Tim Young, Chief Executive of The Alcohol and Drug Service (ADS), said:
We welcome today’s announcement as, without funding, the ambitions set out in the national drug strategy would remain just words on a page. So, while there are no quick or easy fixes for systemic problems such as substance misuse, this presents an opportunity to turn those ambitions into reality, and provide hope for individuals, families and communities.
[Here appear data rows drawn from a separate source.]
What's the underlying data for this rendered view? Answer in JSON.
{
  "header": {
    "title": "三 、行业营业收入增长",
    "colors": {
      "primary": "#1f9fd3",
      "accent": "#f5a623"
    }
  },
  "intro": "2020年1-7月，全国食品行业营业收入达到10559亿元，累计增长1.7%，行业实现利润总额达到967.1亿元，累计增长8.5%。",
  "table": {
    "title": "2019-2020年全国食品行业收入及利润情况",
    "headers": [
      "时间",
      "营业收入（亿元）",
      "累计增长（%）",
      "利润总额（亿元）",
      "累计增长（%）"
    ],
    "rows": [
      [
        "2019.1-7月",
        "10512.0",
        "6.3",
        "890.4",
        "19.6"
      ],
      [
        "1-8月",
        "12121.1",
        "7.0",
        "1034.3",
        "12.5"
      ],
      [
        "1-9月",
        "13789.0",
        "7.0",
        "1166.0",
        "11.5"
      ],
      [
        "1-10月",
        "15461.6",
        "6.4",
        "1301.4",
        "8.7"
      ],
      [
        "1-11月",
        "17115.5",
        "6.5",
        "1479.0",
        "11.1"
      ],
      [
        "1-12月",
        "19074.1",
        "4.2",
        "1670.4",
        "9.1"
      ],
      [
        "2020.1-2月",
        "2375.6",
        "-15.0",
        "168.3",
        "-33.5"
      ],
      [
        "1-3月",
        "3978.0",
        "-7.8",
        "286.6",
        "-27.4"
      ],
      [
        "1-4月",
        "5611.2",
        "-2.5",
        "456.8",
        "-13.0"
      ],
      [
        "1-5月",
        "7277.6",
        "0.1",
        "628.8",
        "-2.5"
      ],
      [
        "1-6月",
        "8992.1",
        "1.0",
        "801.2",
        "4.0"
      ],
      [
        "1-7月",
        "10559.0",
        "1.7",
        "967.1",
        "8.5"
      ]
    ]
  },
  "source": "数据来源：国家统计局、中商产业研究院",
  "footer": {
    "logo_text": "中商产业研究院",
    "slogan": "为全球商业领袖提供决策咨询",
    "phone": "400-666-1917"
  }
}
Lea Milligan, Chair of Collective Voice, said:
In 2021, the 10-year drug strategy ‘From harm to hope’ heralded a significant step change for the treatment and recovery system. We are now over a year on and, despite the challenges of the last 12 months, the strategy is beginning to make a difference. We welcome the government today continuing to unlock new investment to support people facing substance misuse, who are among our communities’ most vulnerable and stigmatised members. Now is the time to press on with the transformational, whole-system approach advocated by Dame Carol Black and set in motion by the drug strategy.
Paul Townsley, Chief Executive Officer of Human Kind Charity, said:
We welcome the confirmation of local authority funding for vital, evidence-based drug and alcohol treatment and recovery services. Dame Carol Black laid out an ambitious vision of how, as a society, we can rebuild our treatment and recovery services to help those most in need. Funding from the 10-year drug strategy that brought Dame Carol Black’s vision to life has already supported us to develop our services in areas with the greatest need. It has also aided the development of our multifaceted approach to supporting people with multiple disadvantage. This is evidenced by the expansion of our Individual Placement and Support offer, an employment support scheme that is integrated into treatment and recovery services. We look forward to working in partnership with the government, local authorities, and in Combating Drugs Partnerships to progress Dame Carol Black’s vision through the 10-year drug strategy.